Project Euler task 59 (CUDA)

Each character on a computer is assigned a unique code and the preferred standard is ASCII (American Standard Code for Information Interchange). For example, uppercase A = 65, asterisk (*) = 42, and lowercase k = 107.

A modern encryption method is to take a text file, convert the bytes to ASCII, then XOR each byte with a given value, taken from a secret key. The advantage with the XOR function is that using the same encryption key on the cipher text, restores the plain text; for example, 65 XOR 42 = 107, then 107 XOR 42 = 65.

For unbreakable encryption, the key is the same length as the plain text message, and the key is made up of random bytes. The user would keep the encrypted message and the encryption key in different locations, and without both "halves", it is impossible to decrypt the message.

Unfortunately, this method is impractical for most users, so the modified method is to use a password as a key. If the password is shorter than the message, which is likely, the key is repeated cyclically throughout the message. The balance for this method is using a sufficiently long password key for security, but short enough to be memorable.
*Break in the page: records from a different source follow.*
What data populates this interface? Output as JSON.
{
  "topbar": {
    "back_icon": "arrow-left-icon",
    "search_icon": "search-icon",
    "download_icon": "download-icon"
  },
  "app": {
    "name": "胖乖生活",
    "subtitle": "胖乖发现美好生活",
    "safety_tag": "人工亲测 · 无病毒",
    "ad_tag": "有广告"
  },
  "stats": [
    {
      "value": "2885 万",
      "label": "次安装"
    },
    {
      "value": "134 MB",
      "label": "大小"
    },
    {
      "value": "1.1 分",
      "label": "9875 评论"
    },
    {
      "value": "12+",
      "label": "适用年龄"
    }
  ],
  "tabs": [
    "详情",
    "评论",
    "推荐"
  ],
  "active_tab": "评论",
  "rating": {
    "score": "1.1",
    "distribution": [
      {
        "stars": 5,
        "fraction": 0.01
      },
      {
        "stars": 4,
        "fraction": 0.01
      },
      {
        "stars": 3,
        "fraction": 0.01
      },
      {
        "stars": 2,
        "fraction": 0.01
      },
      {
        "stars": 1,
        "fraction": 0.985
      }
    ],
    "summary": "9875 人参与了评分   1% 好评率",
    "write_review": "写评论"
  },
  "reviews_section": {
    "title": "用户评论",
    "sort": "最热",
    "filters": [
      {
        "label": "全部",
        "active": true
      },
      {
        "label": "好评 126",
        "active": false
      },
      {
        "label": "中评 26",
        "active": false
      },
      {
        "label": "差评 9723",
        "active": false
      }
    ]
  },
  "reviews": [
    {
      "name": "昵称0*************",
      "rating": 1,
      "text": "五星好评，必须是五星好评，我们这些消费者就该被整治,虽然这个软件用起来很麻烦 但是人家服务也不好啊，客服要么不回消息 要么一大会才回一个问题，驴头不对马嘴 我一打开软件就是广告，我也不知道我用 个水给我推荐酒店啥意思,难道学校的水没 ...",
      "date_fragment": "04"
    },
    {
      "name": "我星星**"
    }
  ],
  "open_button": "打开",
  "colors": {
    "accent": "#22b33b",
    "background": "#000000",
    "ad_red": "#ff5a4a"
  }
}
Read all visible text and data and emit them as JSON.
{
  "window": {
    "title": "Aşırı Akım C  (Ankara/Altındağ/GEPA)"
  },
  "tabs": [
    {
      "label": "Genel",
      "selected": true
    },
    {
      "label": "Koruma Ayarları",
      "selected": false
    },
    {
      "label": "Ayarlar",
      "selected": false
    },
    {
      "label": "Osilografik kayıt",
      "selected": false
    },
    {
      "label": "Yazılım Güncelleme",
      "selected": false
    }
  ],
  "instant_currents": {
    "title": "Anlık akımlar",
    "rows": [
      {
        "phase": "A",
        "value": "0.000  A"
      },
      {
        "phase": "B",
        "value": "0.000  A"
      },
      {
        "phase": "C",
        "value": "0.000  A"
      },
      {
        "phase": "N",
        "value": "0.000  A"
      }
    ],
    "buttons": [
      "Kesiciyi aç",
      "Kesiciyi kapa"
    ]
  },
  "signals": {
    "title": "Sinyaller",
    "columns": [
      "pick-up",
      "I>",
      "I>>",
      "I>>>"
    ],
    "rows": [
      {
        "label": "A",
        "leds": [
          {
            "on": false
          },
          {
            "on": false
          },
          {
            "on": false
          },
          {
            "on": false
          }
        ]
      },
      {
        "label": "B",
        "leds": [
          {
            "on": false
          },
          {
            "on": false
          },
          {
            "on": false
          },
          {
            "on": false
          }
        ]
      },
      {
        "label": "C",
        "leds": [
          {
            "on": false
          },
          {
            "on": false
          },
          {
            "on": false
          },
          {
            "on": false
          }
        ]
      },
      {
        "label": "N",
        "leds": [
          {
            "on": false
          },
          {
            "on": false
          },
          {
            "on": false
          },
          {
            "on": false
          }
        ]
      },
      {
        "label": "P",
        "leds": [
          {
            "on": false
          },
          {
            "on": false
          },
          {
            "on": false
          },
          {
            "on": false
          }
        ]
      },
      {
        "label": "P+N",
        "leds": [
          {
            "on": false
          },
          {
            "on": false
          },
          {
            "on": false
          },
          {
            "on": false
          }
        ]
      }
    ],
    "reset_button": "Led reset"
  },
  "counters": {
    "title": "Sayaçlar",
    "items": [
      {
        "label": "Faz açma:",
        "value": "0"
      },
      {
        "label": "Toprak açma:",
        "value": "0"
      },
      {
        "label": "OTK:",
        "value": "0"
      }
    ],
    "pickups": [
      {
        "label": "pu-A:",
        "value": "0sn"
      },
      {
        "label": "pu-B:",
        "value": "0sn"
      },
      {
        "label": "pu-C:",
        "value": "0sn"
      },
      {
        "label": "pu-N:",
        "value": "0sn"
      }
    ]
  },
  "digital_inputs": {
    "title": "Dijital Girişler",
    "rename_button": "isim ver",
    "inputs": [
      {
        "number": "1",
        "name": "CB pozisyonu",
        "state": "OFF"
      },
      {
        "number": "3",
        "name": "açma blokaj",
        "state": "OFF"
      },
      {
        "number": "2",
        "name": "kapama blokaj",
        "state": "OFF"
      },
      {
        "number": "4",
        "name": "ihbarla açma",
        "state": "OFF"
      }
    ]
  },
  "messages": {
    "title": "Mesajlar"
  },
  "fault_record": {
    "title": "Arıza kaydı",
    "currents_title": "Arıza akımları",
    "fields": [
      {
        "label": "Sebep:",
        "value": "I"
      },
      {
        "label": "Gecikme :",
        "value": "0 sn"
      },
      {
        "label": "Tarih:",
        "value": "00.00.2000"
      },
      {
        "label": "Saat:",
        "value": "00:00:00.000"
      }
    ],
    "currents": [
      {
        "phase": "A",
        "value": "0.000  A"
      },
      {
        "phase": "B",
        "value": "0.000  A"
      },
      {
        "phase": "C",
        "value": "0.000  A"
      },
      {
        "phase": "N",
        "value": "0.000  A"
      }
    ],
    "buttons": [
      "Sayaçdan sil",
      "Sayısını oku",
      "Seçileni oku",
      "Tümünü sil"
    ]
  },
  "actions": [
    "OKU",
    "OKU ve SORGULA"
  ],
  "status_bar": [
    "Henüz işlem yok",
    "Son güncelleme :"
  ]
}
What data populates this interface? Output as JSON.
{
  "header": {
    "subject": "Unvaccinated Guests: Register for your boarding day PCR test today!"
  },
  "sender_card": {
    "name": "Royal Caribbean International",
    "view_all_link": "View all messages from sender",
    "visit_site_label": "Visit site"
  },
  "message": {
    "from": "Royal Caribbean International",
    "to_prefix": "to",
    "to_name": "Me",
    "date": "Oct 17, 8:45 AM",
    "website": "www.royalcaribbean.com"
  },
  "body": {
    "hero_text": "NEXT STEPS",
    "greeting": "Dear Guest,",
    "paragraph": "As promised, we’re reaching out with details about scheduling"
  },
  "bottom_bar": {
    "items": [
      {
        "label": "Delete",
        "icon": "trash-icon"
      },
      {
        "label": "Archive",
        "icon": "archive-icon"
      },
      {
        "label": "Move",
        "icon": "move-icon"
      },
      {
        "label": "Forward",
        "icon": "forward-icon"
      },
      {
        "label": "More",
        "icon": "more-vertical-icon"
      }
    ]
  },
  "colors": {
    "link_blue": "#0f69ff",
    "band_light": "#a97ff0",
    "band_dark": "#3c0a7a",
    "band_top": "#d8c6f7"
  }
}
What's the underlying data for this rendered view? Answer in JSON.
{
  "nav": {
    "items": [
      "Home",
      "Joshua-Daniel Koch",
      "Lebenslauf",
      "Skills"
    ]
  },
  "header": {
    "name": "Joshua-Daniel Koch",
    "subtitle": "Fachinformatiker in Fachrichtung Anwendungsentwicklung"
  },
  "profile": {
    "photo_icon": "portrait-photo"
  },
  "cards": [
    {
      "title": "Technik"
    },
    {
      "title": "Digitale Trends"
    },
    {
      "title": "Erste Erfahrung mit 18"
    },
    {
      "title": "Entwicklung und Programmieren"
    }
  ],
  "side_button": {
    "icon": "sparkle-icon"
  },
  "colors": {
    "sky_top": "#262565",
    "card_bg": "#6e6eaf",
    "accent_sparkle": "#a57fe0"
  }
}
Your task has been made easy, as the encryption key consists of three lower case characters. Using cipher1.txt (right click and 'Save Link/Target As...'), a file containing the encrypted ASCII codes, and the knowledge that the plain text must contain common English words, decrypt the message and find the sum of the ASCII values in the original text.

-------------------------------------------------------------------------------------
#include < iostream >
#include < fstream >

using namespace std;


__device__ unsigned int doesContainSeq(
unsigned char * _pInput,
const int _nInputLen,
const unsigned char * _pWord,
const int _nWordSize,
const unsigned char * _pKey,
const int _pKeySize,
bool bRewrite = false)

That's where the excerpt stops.